Dumbledore is gay
Catlady (Rita Prince Winston)
catlady at wicca.net
Sun Oct 21 22:20:18 UTC 2007
--- In HPFGU-OTChatter at yahoogroups.com, "sistermagpie"
<sistermagpie at ...> wrote:
> But...can Dumbledore really put up a barrier? He's the same
> as he's always been. It's not like he's suddenly acting differently
> towards you. Isn't it you who have put up a barrier having learned
> this character is gay? Because if he were throwing the barrier up
> he'd have to have done it where he actually existed, inside the
> pages, wouldn't he?
If Dumbledore had put up a barrier between me and him, it would have
been inside the pages as you said. But if Dumbledore *would* have put
up a barrier between me and him *if* we had actually met is a
different question.
To which the answer seems to be, definitely yes, and it has nothing to
do with eros. DH revealed that he put up a barrier between himself and
*everyone*. Even to Harry, a barrier of secrets. Treated Snape like an
employee, not a (prodigal) son or a friend or a colleague. Left
McGonagall entirely in the dark. Even to the reader (this reader), who
had expected him to be a warmer person, to care about the people he
manipulated and got killed, and about the people he was protecting
from Voldemort (the general population of wizards and muggles).

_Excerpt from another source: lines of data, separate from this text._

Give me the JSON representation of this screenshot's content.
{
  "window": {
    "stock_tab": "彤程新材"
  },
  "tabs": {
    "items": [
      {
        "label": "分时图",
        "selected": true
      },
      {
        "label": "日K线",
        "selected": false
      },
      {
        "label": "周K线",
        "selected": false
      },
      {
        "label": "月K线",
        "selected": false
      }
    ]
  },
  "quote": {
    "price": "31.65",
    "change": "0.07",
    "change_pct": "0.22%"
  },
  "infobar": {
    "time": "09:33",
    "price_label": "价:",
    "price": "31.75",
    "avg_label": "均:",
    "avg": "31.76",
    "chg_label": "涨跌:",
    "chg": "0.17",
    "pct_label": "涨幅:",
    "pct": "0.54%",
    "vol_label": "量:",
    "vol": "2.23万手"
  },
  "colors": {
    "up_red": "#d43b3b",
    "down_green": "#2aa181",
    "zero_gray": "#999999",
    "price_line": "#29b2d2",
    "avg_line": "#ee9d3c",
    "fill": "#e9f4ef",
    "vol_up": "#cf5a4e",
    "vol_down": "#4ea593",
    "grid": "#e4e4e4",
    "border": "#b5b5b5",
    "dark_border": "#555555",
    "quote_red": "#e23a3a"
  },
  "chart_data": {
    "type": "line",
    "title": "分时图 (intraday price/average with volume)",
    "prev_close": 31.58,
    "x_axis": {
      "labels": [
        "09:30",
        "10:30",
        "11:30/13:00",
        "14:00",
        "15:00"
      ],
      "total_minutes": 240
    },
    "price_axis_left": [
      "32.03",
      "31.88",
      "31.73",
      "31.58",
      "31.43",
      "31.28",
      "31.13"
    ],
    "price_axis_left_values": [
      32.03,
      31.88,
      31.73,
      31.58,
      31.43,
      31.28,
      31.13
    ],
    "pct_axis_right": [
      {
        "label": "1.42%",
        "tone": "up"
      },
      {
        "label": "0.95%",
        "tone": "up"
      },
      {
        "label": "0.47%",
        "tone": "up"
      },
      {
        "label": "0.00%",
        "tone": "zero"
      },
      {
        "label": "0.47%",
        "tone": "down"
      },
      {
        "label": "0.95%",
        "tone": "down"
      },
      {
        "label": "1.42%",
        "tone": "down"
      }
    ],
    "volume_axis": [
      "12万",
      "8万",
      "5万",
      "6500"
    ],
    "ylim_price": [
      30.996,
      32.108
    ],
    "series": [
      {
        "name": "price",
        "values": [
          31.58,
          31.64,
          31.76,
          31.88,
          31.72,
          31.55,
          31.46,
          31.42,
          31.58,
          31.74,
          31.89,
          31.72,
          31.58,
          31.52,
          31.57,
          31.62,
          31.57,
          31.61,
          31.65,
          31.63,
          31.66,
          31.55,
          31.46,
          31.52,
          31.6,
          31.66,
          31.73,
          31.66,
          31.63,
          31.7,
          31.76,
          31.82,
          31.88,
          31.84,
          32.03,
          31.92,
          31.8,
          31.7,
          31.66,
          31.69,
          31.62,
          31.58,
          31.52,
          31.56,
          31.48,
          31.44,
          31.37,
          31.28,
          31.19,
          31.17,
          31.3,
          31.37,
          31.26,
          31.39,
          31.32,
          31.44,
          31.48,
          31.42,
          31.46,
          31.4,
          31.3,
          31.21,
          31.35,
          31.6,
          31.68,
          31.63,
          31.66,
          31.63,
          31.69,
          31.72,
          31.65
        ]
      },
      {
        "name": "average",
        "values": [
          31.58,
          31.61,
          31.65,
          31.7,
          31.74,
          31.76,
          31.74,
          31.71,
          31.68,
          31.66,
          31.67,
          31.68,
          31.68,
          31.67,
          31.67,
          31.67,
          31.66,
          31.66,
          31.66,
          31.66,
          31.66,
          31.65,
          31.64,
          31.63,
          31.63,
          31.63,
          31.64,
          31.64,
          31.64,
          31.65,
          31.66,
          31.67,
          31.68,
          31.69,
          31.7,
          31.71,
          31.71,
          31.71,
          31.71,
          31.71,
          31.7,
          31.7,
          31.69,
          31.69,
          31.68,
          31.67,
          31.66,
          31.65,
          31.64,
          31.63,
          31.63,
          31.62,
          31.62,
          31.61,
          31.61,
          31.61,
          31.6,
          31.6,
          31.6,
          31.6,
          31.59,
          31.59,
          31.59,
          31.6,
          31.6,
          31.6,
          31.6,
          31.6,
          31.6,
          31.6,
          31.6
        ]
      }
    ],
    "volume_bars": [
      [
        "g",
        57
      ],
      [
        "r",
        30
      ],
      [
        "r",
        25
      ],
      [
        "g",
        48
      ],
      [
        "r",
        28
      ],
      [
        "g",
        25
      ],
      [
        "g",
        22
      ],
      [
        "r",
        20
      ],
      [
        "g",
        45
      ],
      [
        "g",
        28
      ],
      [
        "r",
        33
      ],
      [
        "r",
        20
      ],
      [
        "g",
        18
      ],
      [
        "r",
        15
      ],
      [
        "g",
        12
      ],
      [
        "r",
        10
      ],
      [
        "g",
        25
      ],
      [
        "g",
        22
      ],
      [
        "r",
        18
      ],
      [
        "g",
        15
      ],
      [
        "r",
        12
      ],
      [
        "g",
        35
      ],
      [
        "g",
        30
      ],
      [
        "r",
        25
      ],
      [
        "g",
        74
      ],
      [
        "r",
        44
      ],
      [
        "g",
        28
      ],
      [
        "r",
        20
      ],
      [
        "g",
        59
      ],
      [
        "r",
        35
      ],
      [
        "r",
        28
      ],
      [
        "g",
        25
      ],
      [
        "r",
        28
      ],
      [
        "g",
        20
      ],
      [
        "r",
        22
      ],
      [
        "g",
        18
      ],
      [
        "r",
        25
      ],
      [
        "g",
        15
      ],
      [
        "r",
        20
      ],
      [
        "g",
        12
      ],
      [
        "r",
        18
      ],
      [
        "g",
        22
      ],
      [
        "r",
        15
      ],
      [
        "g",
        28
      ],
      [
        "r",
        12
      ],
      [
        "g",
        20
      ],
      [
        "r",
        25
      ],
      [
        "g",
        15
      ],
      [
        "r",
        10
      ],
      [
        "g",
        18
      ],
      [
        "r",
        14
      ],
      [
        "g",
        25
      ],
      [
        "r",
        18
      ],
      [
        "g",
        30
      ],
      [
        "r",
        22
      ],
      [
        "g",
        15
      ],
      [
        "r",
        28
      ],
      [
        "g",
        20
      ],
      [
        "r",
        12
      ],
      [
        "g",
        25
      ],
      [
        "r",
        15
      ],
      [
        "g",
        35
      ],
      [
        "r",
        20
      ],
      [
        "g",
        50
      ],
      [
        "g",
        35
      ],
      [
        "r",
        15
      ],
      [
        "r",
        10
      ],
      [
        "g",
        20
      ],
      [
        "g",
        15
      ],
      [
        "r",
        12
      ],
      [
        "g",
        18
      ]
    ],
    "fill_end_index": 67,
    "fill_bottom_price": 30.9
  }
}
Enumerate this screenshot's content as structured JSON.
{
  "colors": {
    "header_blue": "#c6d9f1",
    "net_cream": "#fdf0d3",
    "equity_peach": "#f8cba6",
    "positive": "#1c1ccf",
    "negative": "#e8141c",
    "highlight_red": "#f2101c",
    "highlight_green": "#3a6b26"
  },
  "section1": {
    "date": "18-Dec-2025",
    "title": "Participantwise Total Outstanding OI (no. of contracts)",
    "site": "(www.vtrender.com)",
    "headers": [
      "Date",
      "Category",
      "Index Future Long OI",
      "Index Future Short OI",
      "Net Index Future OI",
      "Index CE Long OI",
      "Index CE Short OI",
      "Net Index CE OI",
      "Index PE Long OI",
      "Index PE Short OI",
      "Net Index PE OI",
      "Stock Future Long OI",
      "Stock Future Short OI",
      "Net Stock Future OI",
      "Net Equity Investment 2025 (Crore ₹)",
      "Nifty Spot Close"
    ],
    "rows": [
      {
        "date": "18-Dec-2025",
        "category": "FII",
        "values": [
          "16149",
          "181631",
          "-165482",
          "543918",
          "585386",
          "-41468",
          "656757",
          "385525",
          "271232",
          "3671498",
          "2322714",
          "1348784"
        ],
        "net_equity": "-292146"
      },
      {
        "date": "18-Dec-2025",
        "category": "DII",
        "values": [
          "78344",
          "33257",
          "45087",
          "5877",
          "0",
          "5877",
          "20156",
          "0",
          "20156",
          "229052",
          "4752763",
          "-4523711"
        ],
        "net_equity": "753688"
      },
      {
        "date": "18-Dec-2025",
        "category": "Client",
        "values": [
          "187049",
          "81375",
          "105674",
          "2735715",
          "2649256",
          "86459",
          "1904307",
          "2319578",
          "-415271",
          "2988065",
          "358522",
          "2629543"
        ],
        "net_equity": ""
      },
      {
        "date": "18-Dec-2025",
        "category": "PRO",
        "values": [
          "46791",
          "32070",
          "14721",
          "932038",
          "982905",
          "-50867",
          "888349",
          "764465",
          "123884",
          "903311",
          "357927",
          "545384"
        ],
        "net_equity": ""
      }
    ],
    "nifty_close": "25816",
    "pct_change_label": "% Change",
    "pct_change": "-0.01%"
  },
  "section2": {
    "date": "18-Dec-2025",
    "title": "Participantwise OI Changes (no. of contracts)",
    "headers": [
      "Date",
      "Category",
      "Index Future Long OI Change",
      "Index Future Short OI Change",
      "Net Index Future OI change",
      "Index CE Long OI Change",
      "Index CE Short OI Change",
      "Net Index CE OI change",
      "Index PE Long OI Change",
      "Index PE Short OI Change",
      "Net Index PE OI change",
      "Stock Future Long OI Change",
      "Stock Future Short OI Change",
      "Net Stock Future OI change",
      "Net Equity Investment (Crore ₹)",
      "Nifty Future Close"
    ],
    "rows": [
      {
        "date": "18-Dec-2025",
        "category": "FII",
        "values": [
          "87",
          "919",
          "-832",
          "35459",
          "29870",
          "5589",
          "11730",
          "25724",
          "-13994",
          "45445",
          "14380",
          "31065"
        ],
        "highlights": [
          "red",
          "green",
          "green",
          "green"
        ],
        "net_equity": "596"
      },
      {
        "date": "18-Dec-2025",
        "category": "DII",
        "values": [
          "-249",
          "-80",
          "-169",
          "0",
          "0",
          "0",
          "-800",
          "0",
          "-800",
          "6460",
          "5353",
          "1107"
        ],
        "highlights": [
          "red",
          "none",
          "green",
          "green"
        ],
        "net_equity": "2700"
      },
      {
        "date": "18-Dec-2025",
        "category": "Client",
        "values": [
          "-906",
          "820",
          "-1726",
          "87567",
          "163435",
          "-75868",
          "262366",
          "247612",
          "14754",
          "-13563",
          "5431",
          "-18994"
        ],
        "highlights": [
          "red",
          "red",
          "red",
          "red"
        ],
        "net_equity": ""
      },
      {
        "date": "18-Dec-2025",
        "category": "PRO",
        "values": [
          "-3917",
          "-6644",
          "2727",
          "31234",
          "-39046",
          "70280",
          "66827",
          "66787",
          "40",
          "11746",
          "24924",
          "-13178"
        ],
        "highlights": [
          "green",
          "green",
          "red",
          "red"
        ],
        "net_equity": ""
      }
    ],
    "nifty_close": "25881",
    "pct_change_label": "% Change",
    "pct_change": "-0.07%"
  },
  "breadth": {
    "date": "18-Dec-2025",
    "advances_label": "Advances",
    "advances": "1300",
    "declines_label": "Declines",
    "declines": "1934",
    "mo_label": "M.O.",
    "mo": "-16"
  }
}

And it could be that he put up that barrier because of heartbreak, but
his brother claimed that it was his nature, from childhood. If it
*was* his nature from childhood, one would think that Gellaert had
something besides blond good looks and brilliant intelligence in order
to be the only person who broke through before Harry. (And of course
Gellaert did -- each photo of him is described as having a merry,
laughing face, which is how the author indicates his sense of humor.
Isn't having a sense of humor supposed to protect one from megalomania?)
And sexual orientation *could* be relevant, if the reason he put the
barrier up so young was to protect his closet.
And that was all a digression. If Tonks's point was that if he met one
of us listies, he might treat the person differently depending on if
it were a man or a woman. I don't think he would but, give Tonks
credit, it is not stated either way in canon.
In canon, the reader observes him relating to Harry throughout the
series, to Snape in 'The Prince's Tale', a little bit to Slughorn when
hiring him back, and a little bit to Elphias Doge in Doge's own
account -- all males. That doesn't tell us anything about his other
relationships, such as with females. We can imagine them however we
like, except it would be anti-canon to imagine that he told McGonagall
that Snape was serving LV on DD's orders, that Snape had killed DD on
DD's orders, or told her what she was assigned to do as part of the plan.